Raimund war beleidigt. Er kuckte über die Theke des Café Gum hinweg ins
Nichts und presste die Lippen aufeinander.
„Jetzt komm wieder runter“, sagte Theo, „es ist, wie es ist!“ – Raimund
blickte ihn verächtlich an. „Ohne mich gäbe es diese Girlgroup gar nicht!“,
zischte er. – „Sag lieber nicht ‚Girlgroup‘“, mahnte Rudi, der Blödmann,
„ich glaube, das mögen die nicht.“
Vor einem Jahr hatte Raimund die alten Instrumente aus seiner Zeit bei der
Punkkapelle „Der Karierte Schizo“ an die Clara-Schumann-Musikschule
gegeben.

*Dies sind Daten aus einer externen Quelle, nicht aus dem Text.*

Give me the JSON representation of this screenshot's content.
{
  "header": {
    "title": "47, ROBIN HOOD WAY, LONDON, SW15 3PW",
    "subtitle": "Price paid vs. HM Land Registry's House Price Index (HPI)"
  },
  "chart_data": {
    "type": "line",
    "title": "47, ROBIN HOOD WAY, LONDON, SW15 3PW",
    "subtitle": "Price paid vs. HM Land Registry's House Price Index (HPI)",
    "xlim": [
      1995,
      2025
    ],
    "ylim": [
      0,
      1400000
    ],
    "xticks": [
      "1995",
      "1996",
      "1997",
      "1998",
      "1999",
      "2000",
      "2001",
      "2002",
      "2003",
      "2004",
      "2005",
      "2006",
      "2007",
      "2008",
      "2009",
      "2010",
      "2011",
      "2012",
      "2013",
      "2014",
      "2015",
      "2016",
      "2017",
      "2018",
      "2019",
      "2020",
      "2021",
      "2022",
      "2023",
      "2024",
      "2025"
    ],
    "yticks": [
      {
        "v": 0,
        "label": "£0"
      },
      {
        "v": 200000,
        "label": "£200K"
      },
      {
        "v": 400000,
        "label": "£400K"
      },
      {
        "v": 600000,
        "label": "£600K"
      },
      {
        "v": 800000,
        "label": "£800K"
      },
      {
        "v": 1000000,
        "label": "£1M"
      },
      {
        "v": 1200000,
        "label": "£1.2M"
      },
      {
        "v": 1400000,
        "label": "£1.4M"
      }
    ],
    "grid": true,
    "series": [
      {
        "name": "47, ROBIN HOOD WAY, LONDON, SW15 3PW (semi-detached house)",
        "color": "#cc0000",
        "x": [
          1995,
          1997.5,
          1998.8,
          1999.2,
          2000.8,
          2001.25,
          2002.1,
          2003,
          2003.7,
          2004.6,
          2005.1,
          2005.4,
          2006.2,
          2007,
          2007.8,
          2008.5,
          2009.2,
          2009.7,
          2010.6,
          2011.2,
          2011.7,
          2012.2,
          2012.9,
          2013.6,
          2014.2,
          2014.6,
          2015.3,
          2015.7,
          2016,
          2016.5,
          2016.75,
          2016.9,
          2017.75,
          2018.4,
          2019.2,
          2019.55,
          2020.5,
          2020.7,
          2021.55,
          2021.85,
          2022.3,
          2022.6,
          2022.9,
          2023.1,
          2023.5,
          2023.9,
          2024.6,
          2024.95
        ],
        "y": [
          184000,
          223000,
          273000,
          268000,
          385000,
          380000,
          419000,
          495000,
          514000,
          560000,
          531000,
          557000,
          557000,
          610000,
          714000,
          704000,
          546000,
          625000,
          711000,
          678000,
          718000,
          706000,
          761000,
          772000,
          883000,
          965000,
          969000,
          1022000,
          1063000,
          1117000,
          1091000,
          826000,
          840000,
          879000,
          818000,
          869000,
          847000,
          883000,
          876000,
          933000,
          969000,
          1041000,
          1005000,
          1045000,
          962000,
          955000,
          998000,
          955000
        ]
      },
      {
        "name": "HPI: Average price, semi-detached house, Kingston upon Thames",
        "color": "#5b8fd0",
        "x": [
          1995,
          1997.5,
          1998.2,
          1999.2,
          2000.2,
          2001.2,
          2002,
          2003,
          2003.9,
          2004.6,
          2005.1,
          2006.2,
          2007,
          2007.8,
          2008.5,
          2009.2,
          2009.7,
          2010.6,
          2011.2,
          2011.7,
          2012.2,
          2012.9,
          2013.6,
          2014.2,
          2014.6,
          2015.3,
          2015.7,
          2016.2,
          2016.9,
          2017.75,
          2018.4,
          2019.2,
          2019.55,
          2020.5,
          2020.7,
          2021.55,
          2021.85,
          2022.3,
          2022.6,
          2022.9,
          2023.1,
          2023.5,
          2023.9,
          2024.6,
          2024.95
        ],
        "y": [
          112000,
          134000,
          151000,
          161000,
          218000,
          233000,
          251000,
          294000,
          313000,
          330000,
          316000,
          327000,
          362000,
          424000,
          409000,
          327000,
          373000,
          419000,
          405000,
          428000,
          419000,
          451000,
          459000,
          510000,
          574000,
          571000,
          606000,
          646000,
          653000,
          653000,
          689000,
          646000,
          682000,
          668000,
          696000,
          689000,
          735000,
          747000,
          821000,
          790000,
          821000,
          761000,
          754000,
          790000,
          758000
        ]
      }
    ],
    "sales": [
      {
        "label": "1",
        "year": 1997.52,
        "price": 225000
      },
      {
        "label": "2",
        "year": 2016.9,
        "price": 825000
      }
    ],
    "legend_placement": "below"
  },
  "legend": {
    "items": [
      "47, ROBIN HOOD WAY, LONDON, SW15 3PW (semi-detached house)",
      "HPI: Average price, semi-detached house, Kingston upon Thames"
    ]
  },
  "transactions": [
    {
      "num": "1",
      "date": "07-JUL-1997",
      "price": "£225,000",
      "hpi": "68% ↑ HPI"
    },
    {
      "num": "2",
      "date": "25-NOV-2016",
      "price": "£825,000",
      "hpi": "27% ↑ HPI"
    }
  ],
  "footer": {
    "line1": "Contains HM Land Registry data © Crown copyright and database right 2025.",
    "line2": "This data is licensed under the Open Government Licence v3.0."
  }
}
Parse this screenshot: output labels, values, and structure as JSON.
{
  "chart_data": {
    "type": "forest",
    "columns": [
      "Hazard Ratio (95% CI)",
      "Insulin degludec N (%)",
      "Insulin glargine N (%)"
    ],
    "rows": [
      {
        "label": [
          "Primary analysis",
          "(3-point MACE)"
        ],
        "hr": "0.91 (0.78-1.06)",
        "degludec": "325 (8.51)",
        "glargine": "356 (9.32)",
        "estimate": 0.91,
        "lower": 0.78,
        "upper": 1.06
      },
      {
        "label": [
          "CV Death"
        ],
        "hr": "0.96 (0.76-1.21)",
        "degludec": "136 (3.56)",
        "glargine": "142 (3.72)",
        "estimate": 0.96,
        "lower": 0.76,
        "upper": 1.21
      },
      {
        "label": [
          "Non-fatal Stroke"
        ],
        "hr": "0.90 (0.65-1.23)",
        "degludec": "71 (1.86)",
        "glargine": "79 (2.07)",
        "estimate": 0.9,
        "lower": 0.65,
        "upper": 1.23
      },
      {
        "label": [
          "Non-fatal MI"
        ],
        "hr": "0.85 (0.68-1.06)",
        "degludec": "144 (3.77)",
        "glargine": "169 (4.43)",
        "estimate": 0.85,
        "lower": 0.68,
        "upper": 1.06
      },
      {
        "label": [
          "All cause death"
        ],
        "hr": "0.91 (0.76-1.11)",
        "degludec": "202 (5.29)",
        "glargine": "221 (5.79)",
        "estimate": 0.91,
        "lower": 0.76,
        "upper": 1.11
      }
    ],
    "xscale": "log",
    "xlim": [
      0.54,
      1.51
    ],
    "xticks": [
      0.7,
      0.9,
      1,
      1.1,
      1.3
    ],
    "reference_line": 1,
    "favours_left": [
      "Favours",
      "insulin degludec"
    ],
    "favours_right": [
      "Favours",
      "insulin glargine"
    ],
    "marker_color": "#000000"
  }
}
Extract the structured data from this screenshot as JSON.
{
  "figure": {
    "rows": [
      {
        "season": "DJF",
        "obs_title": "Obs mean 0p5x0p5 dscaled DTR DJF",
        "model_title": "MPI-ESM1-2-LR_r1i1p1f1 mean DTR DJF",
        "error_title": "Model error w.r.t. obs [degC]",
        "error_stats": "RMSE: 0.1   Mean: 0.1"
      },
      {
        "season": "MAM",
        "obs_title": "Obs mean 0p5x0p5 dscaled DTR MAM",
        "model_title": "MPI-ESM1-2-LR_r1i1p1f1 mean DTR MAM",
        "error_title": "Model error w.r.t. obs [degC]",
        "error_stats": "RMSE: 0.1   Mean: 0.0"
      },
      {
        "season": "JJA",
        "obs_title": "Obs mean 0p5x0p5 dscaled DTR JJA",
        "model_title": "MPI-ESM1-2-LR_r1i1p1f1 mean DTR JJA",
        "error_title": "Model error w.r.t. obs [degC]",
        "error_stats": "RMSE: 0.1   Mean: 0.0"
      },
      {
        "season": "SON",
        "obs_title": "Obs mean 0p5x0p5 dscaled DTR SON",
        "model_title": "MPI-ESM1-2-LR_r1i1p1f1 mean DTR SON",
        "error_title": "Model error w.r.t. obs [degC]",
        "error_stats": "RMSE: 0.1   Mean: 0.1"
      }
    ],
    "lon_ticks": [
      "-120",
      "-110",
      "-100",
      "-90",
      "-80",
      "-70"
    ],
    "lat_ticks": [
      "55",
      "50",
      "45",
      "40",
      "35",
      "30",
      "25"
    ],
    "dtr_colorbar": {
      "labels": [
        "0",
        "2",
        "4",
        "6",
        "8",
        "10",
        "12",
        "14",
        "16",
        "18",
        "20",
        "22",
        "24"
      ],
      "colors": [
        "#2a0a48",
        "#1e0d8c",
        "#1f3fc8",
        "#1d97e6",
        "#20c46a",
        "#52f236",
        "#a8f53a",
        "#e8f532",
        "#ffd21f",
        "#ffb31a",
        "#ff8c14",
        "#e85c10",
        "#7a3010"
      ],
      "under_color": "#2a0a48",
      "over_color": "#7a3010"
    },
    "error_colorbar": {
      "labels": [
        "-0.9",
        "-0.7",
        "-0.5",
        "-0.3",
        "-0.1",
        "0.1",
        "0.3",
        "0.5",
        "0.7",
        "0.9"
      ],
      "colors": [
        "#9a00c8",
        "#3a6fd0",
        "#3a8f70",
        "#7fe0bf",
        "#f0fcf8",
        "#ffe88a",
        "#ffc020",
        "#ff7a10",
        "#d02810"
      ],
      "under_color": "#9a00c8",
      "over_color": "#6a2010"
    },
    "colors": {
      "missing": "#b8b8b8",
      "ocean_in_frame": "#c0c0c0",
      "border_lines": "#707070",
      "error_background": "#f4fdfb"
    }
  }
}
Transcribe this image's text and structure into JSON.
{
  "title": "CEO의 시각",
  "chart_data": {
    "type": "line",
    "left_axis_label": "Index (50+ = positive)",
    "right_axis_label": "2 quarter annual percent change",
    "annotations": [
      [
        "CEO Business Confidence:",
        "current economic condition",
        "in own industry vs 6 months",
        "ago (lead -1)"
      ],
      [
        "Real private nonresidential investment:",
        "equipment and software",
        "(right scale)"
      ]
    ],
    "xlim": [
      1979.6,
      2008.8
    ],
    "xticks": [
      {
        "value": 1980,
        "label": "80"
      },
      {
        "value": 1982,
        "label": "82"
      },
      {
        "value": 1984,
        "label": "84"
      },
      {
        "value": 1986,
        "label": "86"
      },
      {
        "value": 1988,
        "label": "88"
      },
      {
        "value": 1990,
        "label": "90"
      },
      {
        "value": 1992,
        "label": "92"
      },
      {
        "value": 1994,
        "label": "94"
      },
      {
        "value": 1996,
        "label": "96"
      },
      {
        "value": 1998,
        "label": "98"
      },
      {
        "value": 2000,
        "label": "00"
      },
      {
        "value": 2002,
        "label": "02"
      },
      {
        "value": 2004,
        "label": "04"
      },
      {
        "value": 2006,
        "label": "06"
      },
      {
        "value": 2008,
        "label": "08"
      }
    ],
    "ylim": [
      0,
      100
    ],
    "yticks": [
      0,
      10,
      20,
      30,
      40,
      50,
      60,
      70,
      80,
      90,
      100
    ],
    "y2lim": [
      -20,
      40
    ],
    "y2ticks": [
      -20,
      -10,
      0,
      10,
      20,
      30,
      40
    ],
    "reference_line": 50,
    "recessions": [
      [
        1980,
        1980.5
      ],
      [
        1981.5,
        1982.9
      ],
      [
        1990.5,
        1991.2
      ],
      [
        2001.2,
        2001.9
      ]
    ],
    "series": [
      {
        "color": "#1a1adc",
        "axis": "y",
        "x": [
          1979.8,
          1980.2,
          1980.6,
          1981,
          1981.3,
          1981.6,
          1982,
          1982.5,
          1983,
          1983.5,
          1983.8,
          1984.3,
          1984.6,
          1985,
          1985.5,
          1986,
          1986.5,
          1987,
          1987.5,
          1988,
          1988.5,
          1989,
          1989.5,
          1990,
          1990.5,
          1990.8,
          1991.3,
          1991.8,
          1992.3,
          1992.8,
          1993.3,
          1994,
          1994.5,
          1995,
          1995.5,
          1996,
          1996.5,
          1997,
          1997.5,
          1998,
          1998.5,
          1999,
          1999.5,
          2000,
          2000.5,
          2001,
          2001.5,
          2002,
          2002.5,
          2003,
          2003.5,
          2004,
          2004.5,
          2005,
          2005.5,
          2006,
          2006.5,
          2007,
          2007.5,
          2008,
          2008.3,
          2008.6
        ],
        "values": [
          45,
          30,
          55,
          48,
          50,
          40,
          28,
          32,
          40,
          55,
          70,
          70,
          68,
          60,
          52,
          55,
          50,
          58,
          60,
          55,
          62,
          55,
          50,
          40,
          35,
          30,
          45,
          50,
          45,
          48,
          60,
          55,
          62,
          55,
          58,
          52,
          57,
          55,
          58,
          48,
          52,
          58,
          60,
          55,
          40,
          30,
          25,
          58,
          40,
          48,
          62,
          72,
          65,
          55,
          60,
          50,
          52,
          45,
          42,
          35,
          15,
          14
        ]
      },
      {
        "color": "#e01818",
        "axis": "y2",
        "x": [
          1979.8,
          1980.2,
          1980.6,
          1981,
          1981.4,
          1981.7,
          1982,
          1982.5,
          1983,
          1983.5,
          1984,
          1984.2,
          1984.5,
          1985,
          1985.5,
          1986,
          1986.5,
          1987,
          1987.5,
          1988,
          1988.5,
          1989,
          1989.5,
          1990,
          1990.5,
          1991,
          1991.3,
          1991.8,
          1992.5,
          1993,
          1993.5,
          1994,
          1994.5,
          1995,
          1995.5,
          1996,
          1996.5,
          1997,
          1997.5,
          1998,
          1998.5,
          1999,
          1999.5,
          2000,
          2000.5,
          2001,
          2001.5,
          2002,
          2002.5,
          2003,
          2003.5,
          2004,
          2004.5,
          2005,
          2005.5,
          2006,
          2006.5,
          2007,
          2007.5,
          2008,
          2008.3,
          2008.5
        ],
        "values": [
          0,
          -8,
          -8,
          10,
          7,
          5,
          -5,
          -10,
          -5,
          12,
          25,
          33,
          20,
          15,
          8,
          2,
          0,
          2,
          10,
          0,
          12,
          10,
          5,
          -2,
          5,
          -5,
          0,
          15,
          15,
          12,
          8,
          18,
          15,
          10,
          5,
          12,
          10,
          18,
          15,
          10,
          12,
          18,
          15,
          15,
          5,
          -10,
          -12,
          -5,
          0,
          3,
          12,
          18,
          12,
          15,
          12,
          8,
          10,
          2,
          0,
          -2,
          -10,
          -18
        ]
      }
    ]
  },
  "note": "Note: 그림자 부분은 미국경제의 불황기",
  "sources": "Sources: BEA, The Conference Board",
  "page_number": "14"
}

Die Schule hatte ein Projekt zur Förderung von Schüler- und
Schülerinnenbands gestartet, aus dem eine Noiseband hervorging, die erst
auf Youtube, dann auf Tiktok mächtig Alarm machte und nun ihr erstes
Konzert im Alten Gaswerk gab. Selbstverständlich wollte Raimund hin. Doch
leider waren nur Frauen, Lesben, Inter-, Trans- und sonst wie queere
Personen zugelassen. Nicht aber solche wie Raimund.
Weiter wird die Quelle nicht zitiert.